Intan sangat mengerti betapa hancur perasaan suaminya. Mayang orang baik. Ia pun sudah menganggap madunya itu sebagai saudara.

"Anak kamu di sini, Indra! Sangat tidak etis ketika kamu membahas anakmu yang lain di depan istrimu," ucap Lastri.

Indra tak lagi menyahut. Berdebat dengan perempuan tua serakah ini hanya akan menghabiskan energinya.

"Bagamana kata dokter?"

"Racunnya sudah berhasil dikeluarkan, Mas."

"Mulai hari ini, yang beracun dan yang suka membawa racun, tidak usah tinggal di rumah."

"MAKSUD KAMU APA, INRDA??!"

"Jangan berteriak. Anakku sedang istirahat."

***

Pantang menyerah, Indra kembali ke rumah orang tua Mayang. Ia tidak peduli jika nanti muka mulusnya harus memar babak belur karena tonjokan Iwan.

"Assalamualaikum...."

Tak ada jawaban.

Mayang mengintip di balik kaca pintu. Hatinya kembali sakit layaknya tertusuk belati. Napasnya tersenggal, keringat dingin mulai bercucuran.
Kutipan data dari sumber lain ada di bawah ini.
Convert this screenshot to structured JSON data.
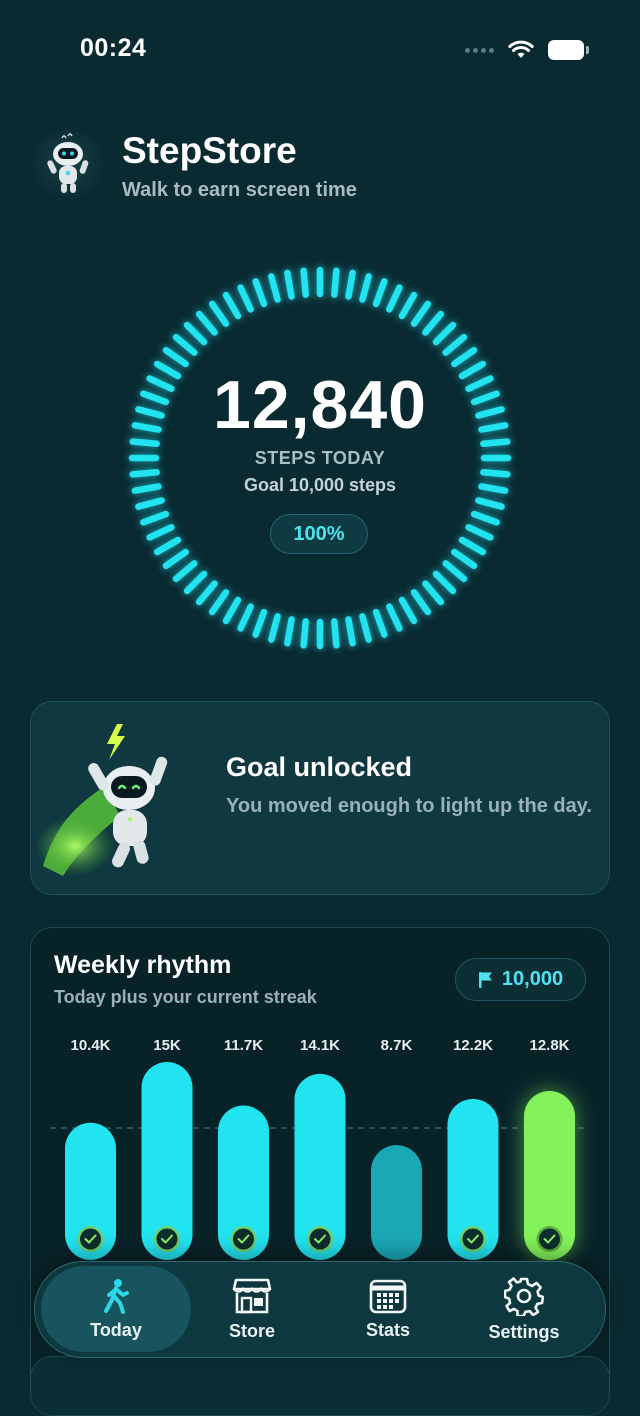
{
  "status_bar": {
    "time": "00:24",
    "icons": [
      "signal-dots-icon",
      "wifi-icon",
      "battery-icon"
    ]
  },
  "header": {
    "title": "StepStore",
    "subtitle": "Walk to earn screen time",
    "avatar": "robot-mascot"
  },
  "progress": {
    "steps": "12,840",
    "label": "STEPS TODAY",
    "goal_text": "Goal 10,000 steps",
    "percent_label": "100%",
    "fraction": 1.0
  },
  "goal_card": {
    "title": "Goal unlocked",
    "description": "You moved enough to light up the day.",
    "illustration": "robot-celebrating-lightning"
  },
  "weekly": {
    "title": "Weekly rhythm",
    "subtitle": "Today plus your current streak",
    "goal_chip": "10,000",
    "goal_chip_icon": "flag-icon"
  },
  "chart_data": {
    "type": "bar",
    "categories": [
      "",
      "",
      "",
      "",
      "",
      "",
      ""
    ],
    "values": [
      10400,
      15000,
      11700,
      14100,
      8700,
      12200,
      12800
    ],
    "labels": [
      "10.4K",
      "15K",
      "11.7K",
      "14.1K",
      "8.7K",
      "12.2K",
      "12.8K"
    ],
    "goal_met": [
      true,
      true,
      true,
      true,
      false,
      true,
      true
    ],
    "today_index": 6,
    "goal_line": 10000,
    "ylim": [
      0,
      15000
    ],
    "colors": {
      "met": "#22e3f0",
      "missed": "#1ba8b6",
      "today": "#84f25a"
    }
  },
  "nav": {
    "items": [
      {
        "label": "Today",
        "icon": "walking-person-icon",
        "active": true
      },
      {
        "label": "Store",
        "icon": "storefront-icon",
        "active": false
      },
      {
        "label": "Stats",
        "icon": "calendar-grid-icon",
        "active": false
      },
      {
        "label": "Settings",
        "icon": "gear-icon",
        "active": false
      }
    ]
  },
  "colors": {
    "background": "#0a2a32",
    "accent": "#22e3f0",
    "today": "#84f25a"
  }
}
Antara sedih, rindu, benci, marah, semua berkumpul jadi satu.

"Waalaikum salam." Iwan menjawab dari belakang Indra.

"Ada apa kamu ke sini?"

"Mayang."

"Mayang tidak ada.

"Mustahil Mayang tidak ke sini ketika ibunya disemayamkan."

"Masih punya muka kamu ke sini?"

"Saya hanya ingin bertemu dengan istri saya!"

"MANTAN ISTRI SIRI."

"Terserah. Saya ingin bertemu dengan Mayang."

"Mayang tidak ada di sini. Lagipula, untuk apa kamu mencarinya? Kamu sudah menipu dia untuk menikah denganmu. Ketika istrimu kembali, semua orang menyebutnya sebagai perebut suami orang. Dia sampai kehilangan pekerjaannya.

Ketika dia main ke rumah, ibu mertuamu memberikan hidangan susu beracun dan Tuhan masih menyelamatkan anakku.

Tapi kamu menuduhnya secara membabi buta. Kamu memfitnah dia meracuni istrimu. Kamu memfitnah dia berzina dengan laki-laki lain. Dan kamu pun mengusirnya. Kalau kamu tidak lagi sanggup melindungi putriku, kenapa kamu tidak kembalikan dia kepadaku?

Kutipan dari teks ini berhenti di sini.